These kinase inhibitors limitations have suggested possible
directions of future research. First, the SOM was developed from data gathered in the afternoon peak period. The SOM’s prototype vectors may not fully cover the entire input space during the off-peak traffic conditions. Second, the SOM was trained with data from one freeway site. It would be interesting to test the transferability of the SOM to other sites. Third, fixed reaction times had been used in the processing of data. It is known that reaction times vary for the same driver and between drivers. That is, reaction time contributes to heterogeneities. However, without assuming fixed reaction times, it was very difficult, if not impossible to proceed with the analyses presented in this paper. Future research should explore a new methodology to estimate reaction time or incorporate reaction time into the SOM’s input or output. Fourth, during training, the number of neurons and the neighborhood radius of SOM are two crucial parameters affecting SOM’s clustering performance. The paper determined these parameters empirically based on the size of data set and the operation speed of computers. Analytical methods need to be further
developed to give a remark regarding how to determine these parameters in a more reasonable manner. Fifth, this research had manually inspected the weight distributions among the neurons (Figure 3) to ascertain the convergence of weights at the end of SOM training. An objective
method of assessing the weight convergence would be helpful in future SOM applications. Acknowledgment This project was supported partially by National Social Science Foundation of China (Major Program, Grant no. 11&ZD160). Conflict of Interests The authors declare no conflict of interests.

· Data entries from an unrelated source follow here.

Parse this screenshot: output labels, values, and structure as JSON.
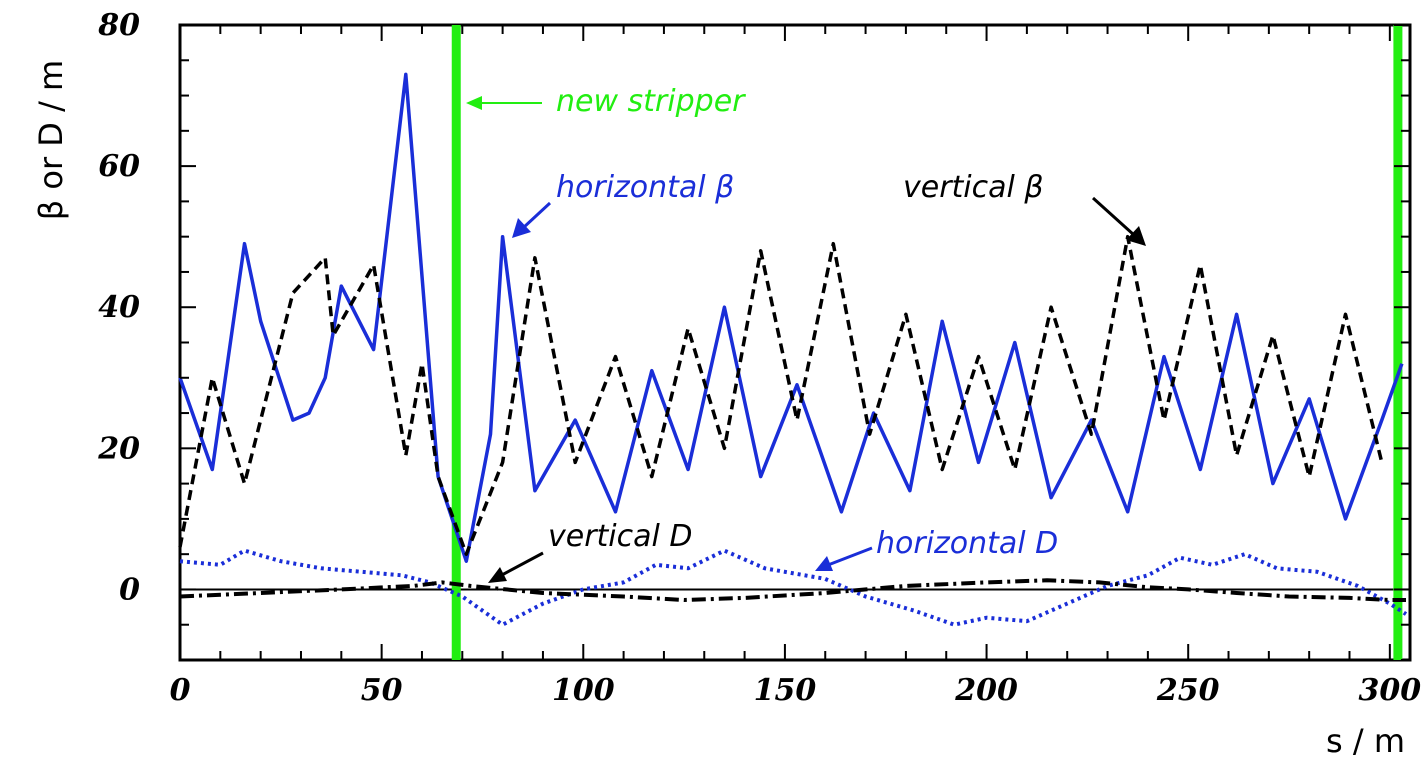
{
  "chart_data": {
    "type": "line",
    "title": "",
    "xlabel": "s  / m",
    "ylabel": "β or D / m",
    "xlim": [
      0,
      305
    ],
    "ylim": [
      -10,
      80
    ],
    "xticks": [
      0,
      50,
      100,
      150,
      200,
      250,
      300
    ],
    "yticks": [
      0,
      20,
      40,
      60,
      80
    ],
    "grid": false,
    "series": [
      {
        "key": "hbeta",
        "color": "#1a2ed8",
        "style": "solid",
        "points": [
          [
            0,
            30
          ],
          [
            8,
            17
          ],
          [
            16,
            49
          ],
          [
            20,
            38
          ],
          [
            28,
            24
          ],
          [
            32,
            25
          ],
          [
            36,
            30
          ],
          [
            40,
            43
          ],
          [
            48,
            34
          ],
          [
            56,
            73
          ],
          [
            64,
            16
          ],
          [
            71,
            4
          ],
          [
            77,
            22
          ],
          [
            80,
            50
          ],
          [
            88,
            14
          ],
          [
            98,
            24
          ],
          [
            108,
            11
          ],
          [
            117,
            31
          ],
          [
            126,
            17
          ],
          [
            135,
            40
          ],
          [
            144,
            16
          ],
          [
            153,
            29
          ],
          [
            164,
            11
          ],
          [
            172,
            25
          ],
          [
            181,
            14
          ],
          [
            189,
            38
          ],
          [
            198,
            18
          ],
          [
            207,
            35
          ],
          [
            216,
            13
          ],
          [
            226,
            24
          ],
          [
            235,
            11
          ],
          [
            244,
            33
          ],
          [
            253,
            17
          ],
          [
            262,
            39
          ],
          [
            271,
            15
          ],
          [
            280,
            27
          ],
          [
            289,
            10
          ],
          [
            298,
            24
          ],
          [
            303,
            32
          ]
        ]
      },
      {
        "key": "vbeta",
        "color": "#000000",
        "style": "dashed",
        "points": [
          [
            0,
            6
          ],
          [
            8,
            30
          ],
          [
            16,
            15
          ],
          [
            28,
            42
          ],
          [
            36,
            47
          ],
          [
            38,
            36
          ],
          [
            48,
            46
          ],
          [
            56,
            19
          ],
          [
            60,
            32
          ],
          [
            64,
            16
          ],
          [
            71,
            5
          ],
          [
            80,
            18
          ],
          [
            88,
            47
          ],
          [
            98,
            18
          ],
          [
            108,
            33
          ],
          [
            117,
            16
          ],
          [
            126,
            37
          ],
          [
            135,
            20
          ],
          [
            144,
            48
          ],
          [
            153,
            24
          ],
          [
            162,
            49
          ],
          [
            171,
            22
          ],
          [
            180,
            39
          ],
          [
            189,
            17
          ],
          [
            198,
            33
          ],
          [
            207,
            17
          ],
          [
            216,
            40
          ],
          [
            226,
            22
          ],
          [
            235,
            50
          ],
          [
            244,
            24
          ],
          [
            253,
            46
          ],
          [
            262,
            19
          ],
          [
            271,
            36
          ],
          [
            280,
            16
          ],
          [
            289,
            39
          ],
          [
            298,
            18
          ]
        ]
      },
      {
        "key": "hD",
        "color": "#1a2ed8",
        "style": "dotted",
        "points": [
          [
            0,
            4
          ],
          [
            10,
            3.5
          ],
          [
            16,
            5.5
          ],
          [
            25,
            4
          ],
          [
            35,
            3
          ],
          [
            45,
            2.5
          ],
          [
            55,
            2
          ],
          [
            62,
            1
          ],
          [
            70,
            -1
          ],
          [
            80,
            -5
          ],
          [
            90,
            -2
          ],
          [
            100,
            0
          ],
          [
            110,
            1
          ],
          [
            118,
            3.5
          ],
          [
            126,
            3
          ],
          [
            135,
            5.5
          ],
          [
            145,
            3
          ],
          [
            160,
            1.5
          ],
          [
            170,
            -1
          ],
          [
            182,
            -3
          ],
          [
            192,
            -5
          ],
          [
            200,
            -4
          ],
          [
            210,
            -4.5
          ],
          [
            220,
            -2
          ],
          [
            230,
            0.5
          ],
          [
            240,
            2
          ],
          [
            248,
            4.5
          ],
          [
            256,
            3.5
          ],
          [
            264,
            5
          ],
          [
            272,
            3
          ],
          [
            282,
            2.5
          ],
          [
            292,
            0.5
          ],
          [
            300,
            -2
          ],
          [
            304,
            -3.5
          ]
        ]
      },
      {
        "key": "vD",
        "color": "#000000",
        "style": "dashdot",
        "points": [
          [
            0,
            -1
          ],
          [
            20,
            -0.5
          ],
          [
            40,
            0
          ],
          [
            58,
            0.5
          ],
          [
            65,
            1
          ],
          [
            72,
            0.5
          ],
          [
            90,
            -0.5
          ],
          [
            110,
            -1
          ],
          [
            125,
            -1.5
          ],
          [
            140,
            -1.2
          ],
          [
            160,
            -0.5
          ],
          [
            180,
            0.5
          ],
          [
            200,
            1
          ],
          [
            215,
            1.3
          ],
          [
            228,
            1
          ],
          [
            240,
            0.3
          ],
          [
            250,
            0
          ],
          [
            262,
            -0.5
          ],
          [
            275,
            -1
          ],
          [
            290,
            -1.2
          ],
          [
            300,
            -1.5
          ],
          [
            304,
            -1.5
          ]
        ]
      }
    ],
    "markers": [
      {
        "key": "stripper1",
        "x": 68.5,
        "color": "#22ee11"
      },
      {
        "key": "stripper2",
        "x": 302,
        "color": "#22ee11"
      }
    ],
    "annotations": {
      "new_stripper": "new stripper",
      "horizontal_beta": "horizontal β",
      "vertical_beta": "vertical β",
      "vertical_D": "vertical D",
      "horizontal_D": "horizontal D"
    },
    "colors": {
      "annotation_green": "#22ee11",
      "annotation_blue": "#1a2ed8",
      "annotation_black": "#000000"
    }
  }
}
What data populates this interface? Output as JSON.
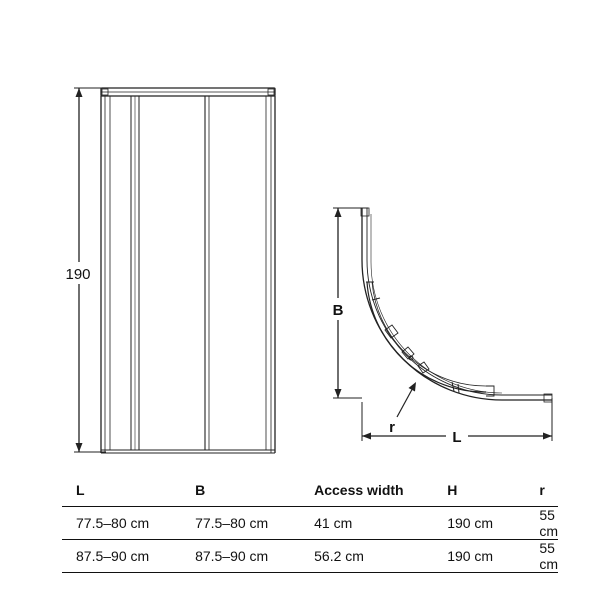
{
  "front_view": {
    "height_label": "190"
  },
  "plan_view": {
    "b_label": "B",
    "l_label": "L",
    "r_label": "r"
  },
  "table": {
    "headers": [
      "L",
      "B",
      "Access width",
      "H",
      "r"
    ],
    "rows": [
      [
        "77.5–80 cm",
        "77.5–80 cm",
        "41 cm",
        "190 cm",
        "55 cm"
      ],
      [
        "87.5–90 cm",
        "87.5–90 cm",
        "56.2 cm",
        "190 cm",
        "55 cm"
      ]
    ]
  }
}
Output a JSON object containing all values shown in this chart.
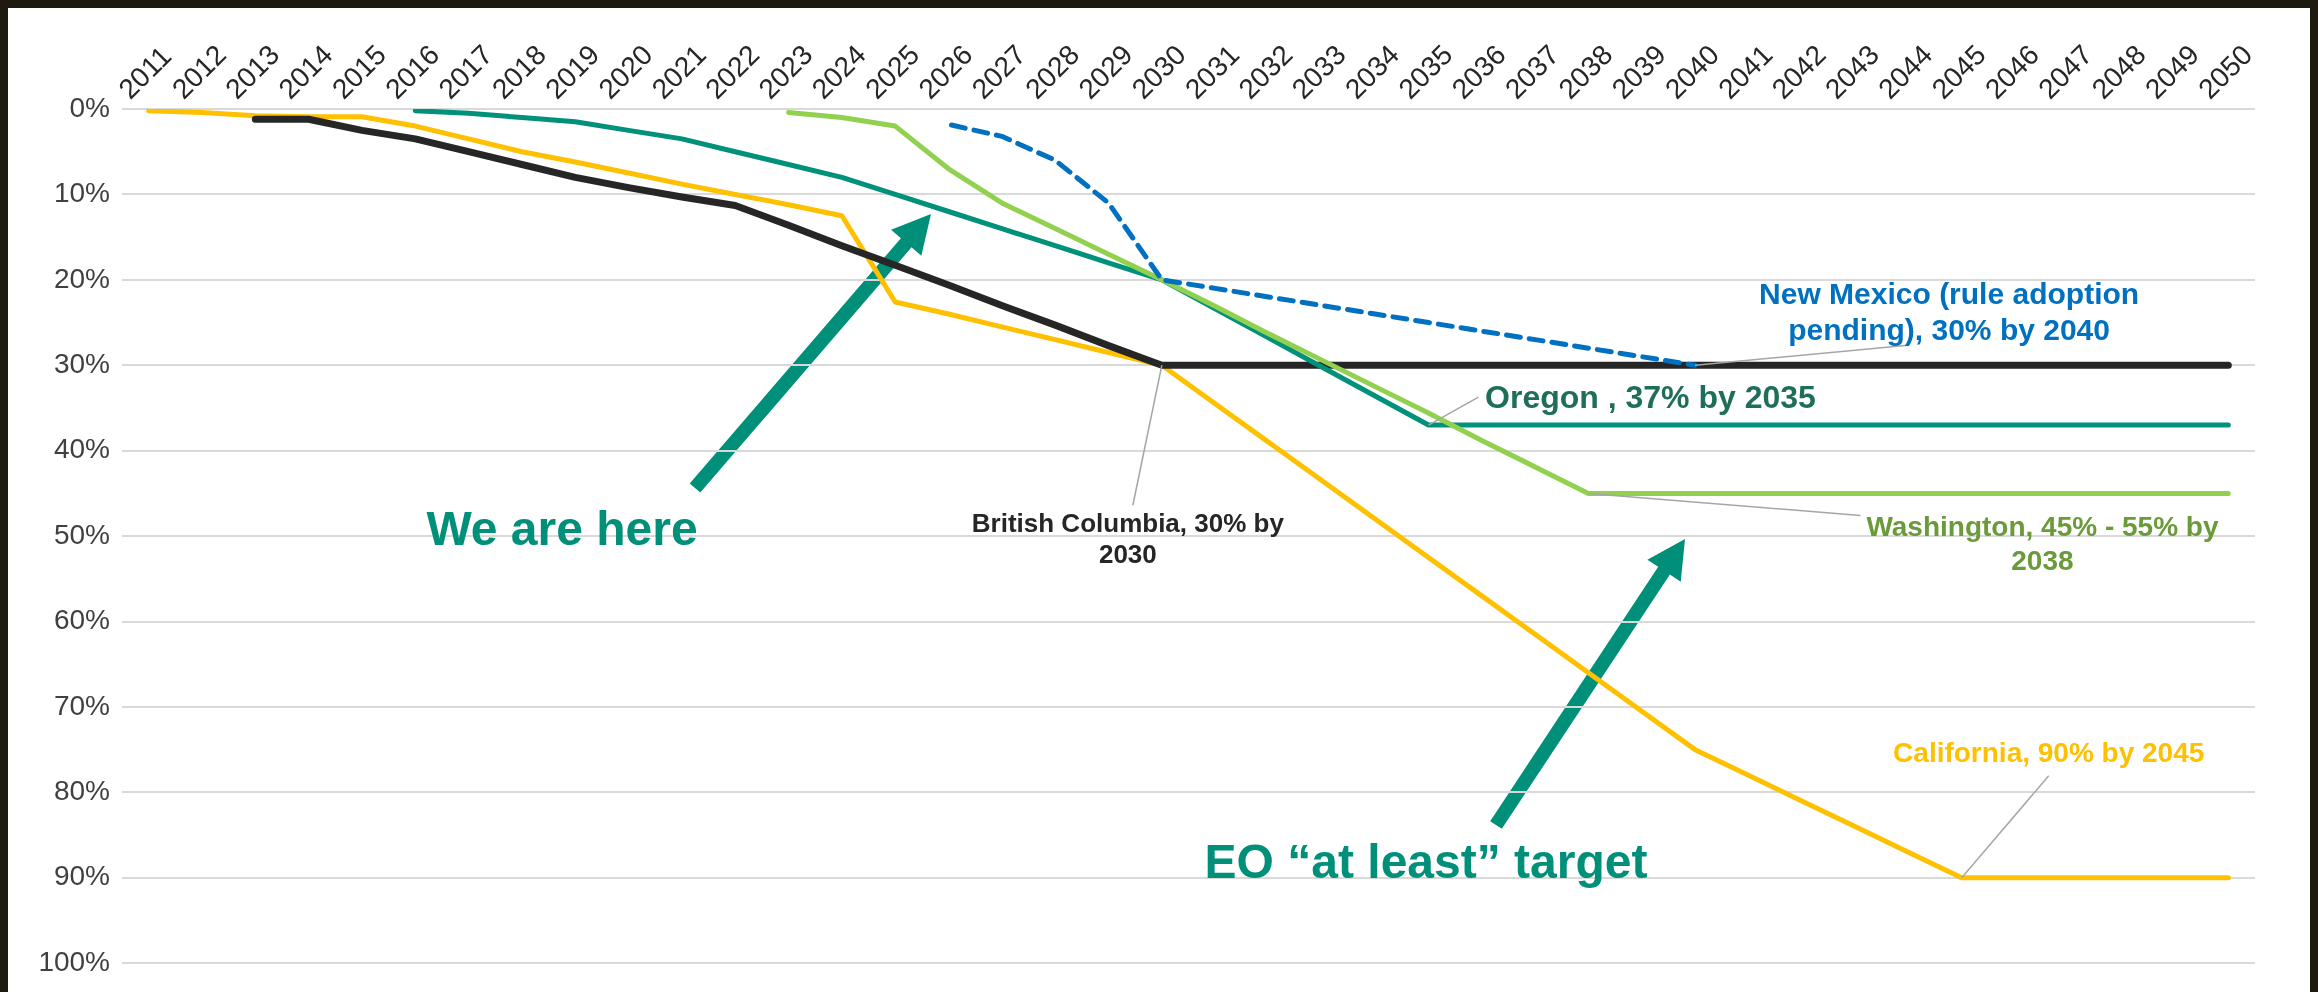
{
  "chart_data": {
    "type": "line",
    "categories": [
      "2011",
      "2012",
      "2013",
      "2014",
      "2015",
      "2016",
      "2017",
      "2018",
      "2019",
      "2020",
      "2021",
      "2022",
      "2023",
      "2024",
      "2025",
      "2026",
      "2027",
      "2028",
      "2029",
      "2030",
      "2031",
      "2032",
      "2033",
      "2034",
      "2035",
      "2036",
      "2037",
      "2038",
      "2039",
      "2040",
      "2041",
      "2042",
      "2043",
      "2044",
      "2045",
      "2046",
      "2047",
      "2048",
      "2049",
      "2050"
    ],
    "series": [
      {
        "color": "#ffc000",
        "values": [
          0.2,
          0.4,
          0.8,
          0.9,
          0.9,
          2,
          3.5,
          5,
          6.2,
          7.5,
          8.8,
          10,
          11.2,
          12.5,
          22.6,
          24,
          25.5,
          27,
          28.5,
          30,
          34.5,
          39,
          43.5,
          48,
          52.5,
          57,
          61.5,
          66,
          70.5,
          75,
          78,
          81,
          84,
          87,
          90,
          90,
          90,
          90,
          90,
          90
        ]
      },
      {
        "color": "#262626",
        "values": [
          null,
          null,
          1.2,
          1.2,
          2.5,
          3.5,
          5,
          6.5,
          8,
          9.2,
          10.3,
          11.3,
          13.6,
          16,
          18.3,
          20.6,
          23,
          25.3,
          27.7,
          30,
          30,
          30,
          30,
          30,
          30,
          30,
          30,
          30,
          30,
          30,
          30,
          30,
          30,
          30,
          30,
          30,
          30,
          30,
          30,
          30
        ]
      },
      {
        "color": "#00917a",
        "values": [
          null,
          null,
          null,
          null,
          null,
          0.2,
          0.5,
          1,
          1.5,
          2.5,
          3.5,
          5,
          6.5,
          8,
          10,
          12,
          14,
          16,
          18,
          20,
          23.4,
          26.8,
          30.2,
          33.6,
          37,
          37,
          37,
          37,
          37,
          37,
          37,
          37,
          37,
          37,
          37,
          37,
          37,
          37,
          37,
          37
        ]
      },
      {
        "color": "#92d050",
        "values": [
          null,
          null,
          null,
          null,
          null,
          null,
          null,
          null,
          null,
          null,
          null,
          null,
          0.4,
          1,
          2,
          7,
          11,
          14,
          17,
          20,
          23.1,
          26.3,
          29.4,
          32.5,
          35.6,
          38.8,
          41.9,
          45,
          45,
          45,
          45,
          45,
          45,
          45,
          45,
          45,
          45,
          45,
          45,
          45
        ]
      },
      {
        "color": "#0070c0",
        "line_style": "dashed",
        "values": [
          null,
          null,
          null,
          null,
          null,
          null,
          null,
          null,
          null,
          null,
          null,
          null,
          null,
          null,
          null,
          1.8,
          3.2,
          6,
          11,
          20,
          21,
          22,
          23,
          24,
          25,
          26,
          27,
          28,
          29,
          30,
          null,
          null,
          null,
          null,
          null,
          null,
          null,
          null,
          null,
          null
        ]
      }
    ],
    "ylim": [
      100,
      0
    ],
    "yticks": [
      {
        "value": 0,
        "label": "0%"
      },
      {
        "value": 10,
        "label": "10%"
      },
      {
        "value": 20,
        "label": "20%"
      },
      {
        "value": 30,
        "label": "30%"
      },
      {
        "value": 40,
        "label": "40%"
      },
      {
        "value": 50,
        "label": "50%"
      },
      {
        "value": 60,
        "label": "60%"
      },
      {
        "value": 70,
        "label": "70%"
      },
      {
        "value": 80,
        "label": "80%"
      },
      {
        "value": 90,
        "label": "90%"
      },
      {
        "value": 100,
        "label": "100%"
      }
    ],
    "grid": "y",
    "legend": false,
    "marker": "none",
    "line_style": "solid",
    "annotations": [
      {
        "text": "British Columbia, 30% by 2030",
        "x": "2030",
        "y": 30
      },
      {
        "text": "New Mexico (rule adoption pending), 30% by 2040",
        "x": "2040",
        "y": 30
      },
      {
        "text": "Oregon , 37% by 2035",
        "x": "2035",
        "y": 37
      },
      {
        "text": "Washington, 45% - 55% by 2038",
        "x": "2038",
        "y": 45
      },
      {
        "text": "California, 90% by 2045",
        "x": "2045",
        "y": 90
      },
      "We are here",
      "EO “at least” target"
    ]
  }
}
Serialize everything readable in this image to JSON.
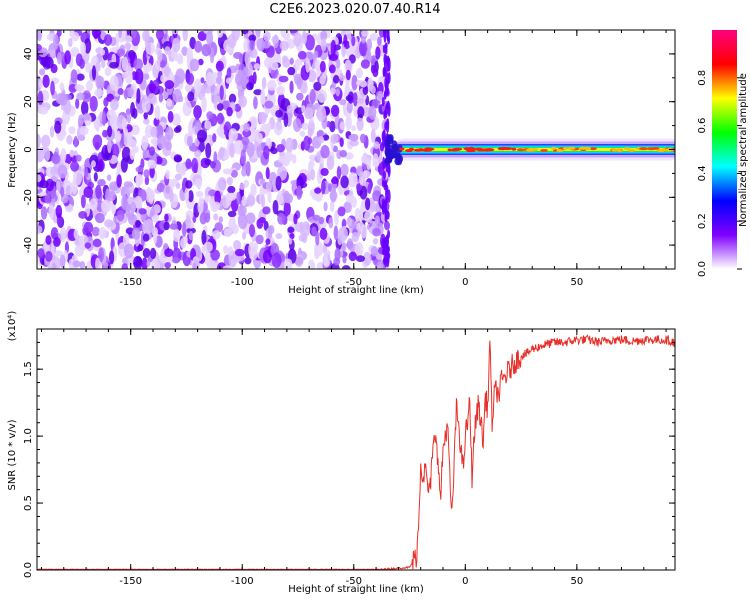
{
  "title": "C2E6.2023.020.07.40.R14",
  "chart_data": [
    {
      "type": "heatmap",
      "name": "spectrogram",
      "xlabel": "Height of straight line (km)",
      "ylabel": "Frequency (Hz)",
      "xlim": [
        -192,
        94
      ],
      "ylim": [
        -50,
        50
      ],
      "x_ticks": [
        -150,
        -100,
        -50,
        0,
        50
      ],
      "y_ticks": [
        -40,
        -20,
        0,
        20,
        40
      ],
      "colorbar": {
        "label": "Normalized spectral amplitude",
        "range": [
          0,
          1
        ],
        "ticks": [
          0.0,
          0.2,
          0.4,
          0.6,
          0.8
        ],
        "colors": [
          "#ffffff",
          "#7f00ff",
          "#0000ff",
          "#00ffff",
          "#00ff00",
          "#ffff00",
          "#ff0000",
          "#ff0080"
        ]
      },
      "regions": [
        {
          "from_km": -192,
          "to_km": -35,
          "kind": "broadband noise",
          "amplitude": 0.1
        },
        {
          "from_km": -35,
          "to_km": 94,
          "kind": "narrowband tone near 0 Hz",
          "amplitude": 0.9
        }
      ]
    },
    {
      "type": "line",
      "name": "snr",
      "xlabel": "Height of straight line (km)",
      "ylabel": "SNR (10 * v/v)",
      "multiplier_label": "(x10⁴)",
      "xlim": [
        -192,
        94
      ],
      "ylim": [
        0,
        1.8
      ],
      "x_ticks": [
        -150,
        -100,
        -50,
        0,
        50
      ],
      "y_ticks": [
        0.0,
        0.5,
        1.0,
        1.5
      ],
      "color": "#e8302a",
      "series": [
        {
          "x": [
            -192,
            -100,
            -40,
            -25,
            -22,
            -21,
            -20,
            -19,
            -18,
            -17,
            -16,
            -15,
            -14,
            -13,
            -12,
            -11,
            -10,
            -9,
            -8,
            -7,
            -6,
            -5,
            -4,
            -3,
            -2,
            -1,
            0,
            1,
            2,
            3,
            4,
            5,
            6,
            7,
            8,
            9,
            10,
            11,
            12,
            13,
            14,
            15,
            16,
            18,
            20,
            22,
            25,
            28,
            30,
            35,
            40,
            45,
            50,
            55,
            60,
            65,
            70,
            75,
            80,
            85,
            90,
            94
          ],
          "y": [
            0.0,
            0.0,
            0.0,
            0.02,
            0.1,
            0.3,
            0.8,
            0.7,
            0.75,
            0.65,
            0.55,
            0.8,
            0.95,
            1.05,
            0.7,
            0.55,
            0.9,
            1.0,
            1.1,
            0.7,
            0.38,
            0.8,
            1.2,
            1.1,
            0.9,
            0.75,
            1.0,
            1.1,
            1.25,
            0.7,
            1.0,
            1.15,
            1.25,
            1.1,
            0.95,
            1.3,
            1.2,
            1.72,
            1.1,
            1.3,
            1.35,
            1.3,
            1.4,
            1.45,
            1.5,
            1.55,
            1.6,
            1.62,
            1.65,
            1.68,
            1.7,
            1.7,
            1.72,
            1.72,
            1.7,
            1.72,
            1.72,
            1.71,
            1.72,
            1.72,
            1.72,
            1.7
          ]
        }
      ]
    }
  ]
}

The location problem is one of the most studied issues in combinatorial optimization, which is widely applied in communication industry, transportation, and logistics industry. In China, railway freight transport center specifies the railway freight station, which is equipped with various kinds of facilities. Recently, many railway freight transport centers have Dacomitinib been constructed for the purpose of centralized and express transportation. The railway freight transport center location problem is very crucial for the construction of railway freight transport center, which is costly and influential. Many models have been set up to study this problem such as covering model, p-median model, and p-center model [1–4]. Recently, Racunica and Wynter  used two variable-reduction heuristics to solve the hub location problem in intermodal transport hub-and-spoke networks. Jesús and Paula  added a coverage constraint to the p-median model and applied three different algorithms to solve it. Most of the research in literature studied this problem in certain environment. However, many elements in the location problem are fluctuant, especially the transport demand.